Als ich mich meiner unmittelbaren Nachbarin nach dem Einzug vorstellte,
brachte ich ihr eines von meinen Büchern als Gastgeschenk mit. »Danke«,
sagte sie, »ich stell’s gleich zu dem andern.«
In der Schrankwand befand sich, Frontseite zum Betrachter und von zwei
mächtigen Halbedelsteinen bekränzt, ein Bildband über »100 Jahre Daimler-Benz«. Das war »das andere« Buch. Zur Zerstreuung dient in diesem
Haus eine Stereoanlage, die indes kaum benutzt wird, und ein riesiger Bildschirm, der den ganzen Tag lang eingeschaltet ist, ganz gleich, ob jemand
zusieht oder nicht.
Die beiden Töchter der Familie waren nie mit einem Buch als Lesestoff in Berührung gekommen, bevor sie in der Schule ein solches kennen
lernten.
Glauben Sie nicht, dass es sich hierbei um eine Ausnahme handelt,
dass es dies nicht gibt in Familien, deren Kinder das Gymnasium besuchen;
bücherlos oder fast bücherlos leben auch Kinder in Akademikerfamilien.
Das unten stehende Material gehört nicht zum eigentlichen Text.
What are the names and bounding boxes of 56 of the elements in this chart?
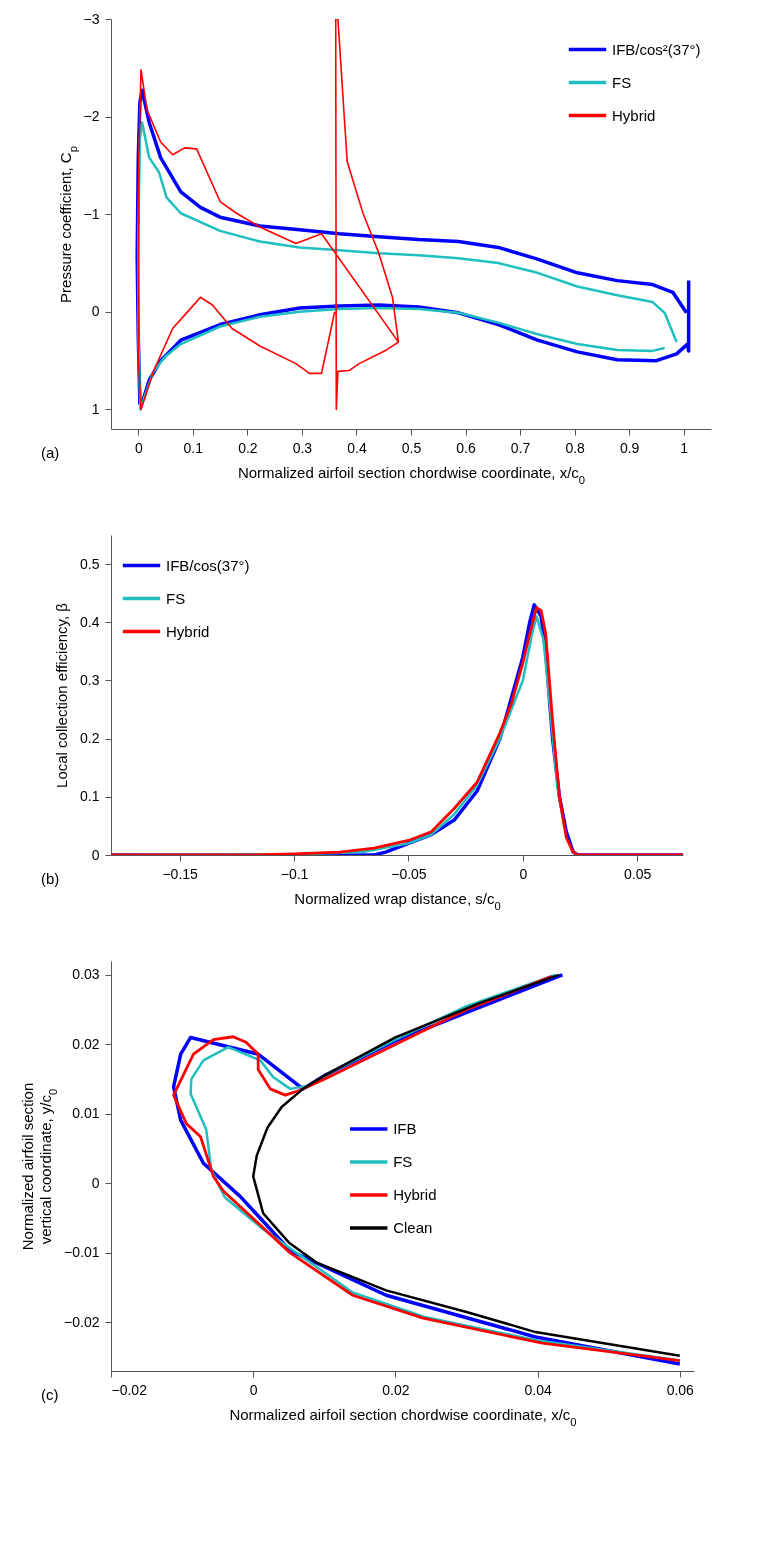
y-tick-label: 0 [91,846,100,863]
legend-label: FS [393,1153,413,1170]
y-tick-label: −3 [83,10,100,27]
y-tick-label: 1 [91,400,100,417]
x-tick-label: 0.6 [456,439,476,456]
legend-label: Hybrid [166,622,210,640]
x-tick-label: 0.04 [524,1381,552,1398]
y-tick-label: 0 [91,1174,100,1191]
y-tick-label: 0.4 [80,613,100,630]
y-tick-label: −0.02 [64,1313,100,1330]
legend-label: Hybrid [612,106,656,124]
x-tick-label: 0 [249,1381,258,1398]
text: (c) [41,1386,59,1403]
y-tick-label: 0.5 [80,555,100,572]
legend-label: IFB/cos(37°) [166,556,250,574]
x-axis-title: Normalized airfoil section chordwise coordinate, x/c$_{0}$ [229,1405,577,1428]
y-axis-title: Local collection efficiency, β [53,602,71,788]
x-tick-label: 0.1 [183,439,204,456]
x-tick-label: 0.7 [510,439,531,456]
y-tick-label: 0.2 [80,730,100,747]
x-tick-label: 0.2 [238,439,258,456]
y-tick-label: 0.01 [72,1105,100,1122]
x-axis-title: Normalized airfoil section chordwise coordinate, x/c$_{0}$ [237,463,586,486]
legend-label: FS [166,589,186,607]
x-tick-label: 0.5 [401,439,422,456]
x-tick-label: −0.1 [280,865,309,882]
x-tick-label: 0.3 [292,439,313,456]
legend-label: IFB/cos²(37°) [612,40,701,58]
x-tick-label: 0.02 [382,1381,410,1398]
y-tick-label: 0.3 [80,671,100,688]
text: (a) [41,444,60,461]
x-tick-label: −0.02 [111,1381,148,1398]
legend-label: IFB [393,1120,417,1137]
legend-label: Clean [393,1219,433,1236]
x-tick-label: 0.06 [666,1381,695,1398]
legend-label: Hybrid [393,1186,437,1203]
y-tick-label: 0.02 [72,1035,100,1052]
x-tick-label: 0.4 [347,439,367,456]
x-axis-title: Normalized wrap distance, s/c$_{0}$ [294,889,501,912]
x-tick-label: 0.9 [619,439,640,456]
x-tick-label: 0.8 [565,439,586,456]
x-tick-label: −0.05 [391,865,427,882]
line-series [137,19,400,411]
y-tick-label: −1 [83,205,100,222]
text: (b) [41,870,60,887]
y-tick-label: 0.03 [72,966,100,983]
y-tick-label: −0.01 [64,1244,100,1261]
y-tick-label: 0.1 [80,788,100,805]
y-tick-label: 0 [91,303,100,320]
y-tick-label: −2 [83,108,100,125]
x-tick-label: 1 [680,439,689,456]
x-tick-label: 0.05 [624,865,652,882]
x-tick-label: 0 [134,439,143,456]
legend-label: FS [612,73,632,91]
x-tick-label: 0 [519,865,528,882]
x-tick-label: −0.15 [162,865,199,882]
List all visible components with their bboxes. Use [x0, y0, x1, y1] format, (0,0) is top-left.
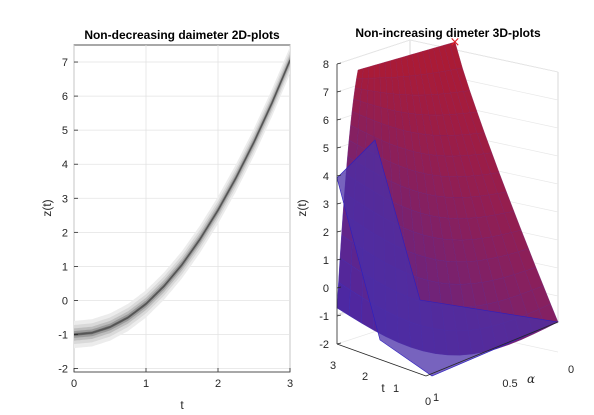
- t-tick-label: 1: [393, 383, 399, 395]
- surface-patch: [380, 92, 389, 110]
- z-tick-label: 0: [323, 283, 329, 295]
- left-x-tick-label: 3: [287, 378, 293, 390]
- left-bands: [74, 46, 290, 349]
- z-tick-label: 1: [323, 255, 329, 267]
- left-y-tick-label: 4: [62, 159, 68, 171]
- surface-patch: [360, 88, 368, 104]
- left-y-tick-label: 7: [62, 57, 68, 69]
- left-x-ticks: 0 1 2 3: [71, 368, 293, 390]
- left-x-tick-label: 2: [215, 378, 221, 390]
- alpha-axis-line: [425, 321, 559, 377]
- left-y-tick-label: 5: [62, 125, 68, 137]
- surface-patch: [373, 105, 382, 124]
- left-x-tick-label: 1: [143, 378, 149, 390]
- z-tick-mark: [336, 202, 342, 205]
- surface-patch: [367, 77, 375, 92]
- z-tick-label: 2: [323, 227, 329, 239]
- right-t-label: t: [381, 381, 385, 395]
- left-grid: [73, 45, 291, 372]
- surface-patch: [373, 63, 381, 79]
- alpha-tick-label: 0: [568, 364, 574, 376]
- left-x-label: t: [180, 398, 184, 412]
- z-tick-mark: [336, 146, 342, 149]
- left-y-tick-label: 1: [62, 261, 68, 273]
- surface-patch: [362, 66, 370, 79]
- t-tick-label: 3: [330, 360, 336, 372]
- confidence-band: [74, 46, 290, 349]
- z-tick-label: 7: [323, 87, 329, 99]
- left-y-ticks: -2 -1 0 1 2 3 4 5 6 7: [58, 57, 78, 376]
- left-y-tick-label: 6: [62, 91, 68, 103]
- surface-patch: [373, 91, 382, 108]
- left-y-tick-label: 2: [62, 227, 68, 239]
- z-tick-mark: [336, 286, 342, 289]
- right-z-label: z(t): [295, 199, 309, 216]
- z-tick-mark: [336, 174, 342, 177]
- z-tick-label: 5: [323, 143, 329, 155]
- left-y-tick-label: 3: [62, 193, 68, 205]
- z-tick-label: 3: [323, 199, 329, 211]
- surface-patch: [354, 78, 363, 90]
- right-title: Non-increasing dimeter 3D-plots: [355, 26, 541, 40]
- z-tick-label: -1: [319, 311, 329, 323]
- center-curve: [74, 60, 290, 336]
- z-tick-mark: [336, 90, 342, 93]
- t-tick-label: 2: [362, 371, 368, 383]
- left-y-tick-label: -2: [58, 364, 68, 376]
- left-plot: -2 -1 0 1 2 3 4 5 6 7 0 1 2 3 Non-decreasing daimete…: [40, 28, 293, 412]
- t-tick-label: 0: [425, 396, 431, 408]
- left-y-label: z(t): [40, 199, 54, 216]
- z-tick-label: 4: [323, 171, 329, 183]
- left-x-tick-label: 0: [71, 378, 77, 390]
- right-surface: ×: [336, 35, 560, 377]
- z-tick-mark: [336, 258, 342, 261]
- left-title: Non-decreasing daimeter 2D-plots: [84, 28, 280, 42]
- surface-patch: [380, 107, 390, 127]
- z-tick-label: 8: [323, 59, 329, 71]
- z-gridline-back: [409, 39, 559, 73]
- alpha-tick-label: 0.5: [502, 378, 517, 390]
- surface-patch: [366, 90, 375, 106]
- z-tick-mark: [336, 118, 342, 121]
- right-alpha-label: α: [527, 372, 535, 386]
- z-tick-label: -2: [319, 339, 329, 351]
- left-y-tick-label: -1: [58, 330, 68, 342]
- z-tick-mark: [336, 314, 342, 317]
- z-tick-mark: [336, 230, 342, 233]
- max-point-marker: ×: [450, 35, 461, 50]
- z-tick-mark: [336, 62, 342, 65]
- surface-patch: [361, 77, 369, 91]
- left-y-tick-label: 0: [62, 295, 68, 307]
- z-tick-label: 6: [323, 115, 329, 127]
- alpha-tick-label: 1: [433, 392, 439, 404]
- surface-patch: [368, 65, 375, 79]
- z-gridline: [336, 39, 411, 65]
- surface-patch: [373, 77, 381, 93]
- t-axis-line: [336, 343, 427, 377]
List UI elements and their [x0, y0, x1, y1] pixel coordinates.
Als puren Zwang empfinden viele von ihnen die Schullektüren, mühsam
quälen sie sich durch die für ihr Studium benötigte Fachliteratur. In ihrer
Freizeit spielen sie Squash oder Golf, Lesen bleibt für sie ein Leben lang
Arbeit, geht über das Diners-Club-Magazin oder den »Focus« nicht hinaus.
So wie sie keine Leseimpulse bekommen haben, geben sie auch keine an
ihre Kinder weiter.
2. Mit Mama ins Erlebnisbad, mit Papa auf die Sommerrodelbahn – aber wer erzählt noch Geschichten?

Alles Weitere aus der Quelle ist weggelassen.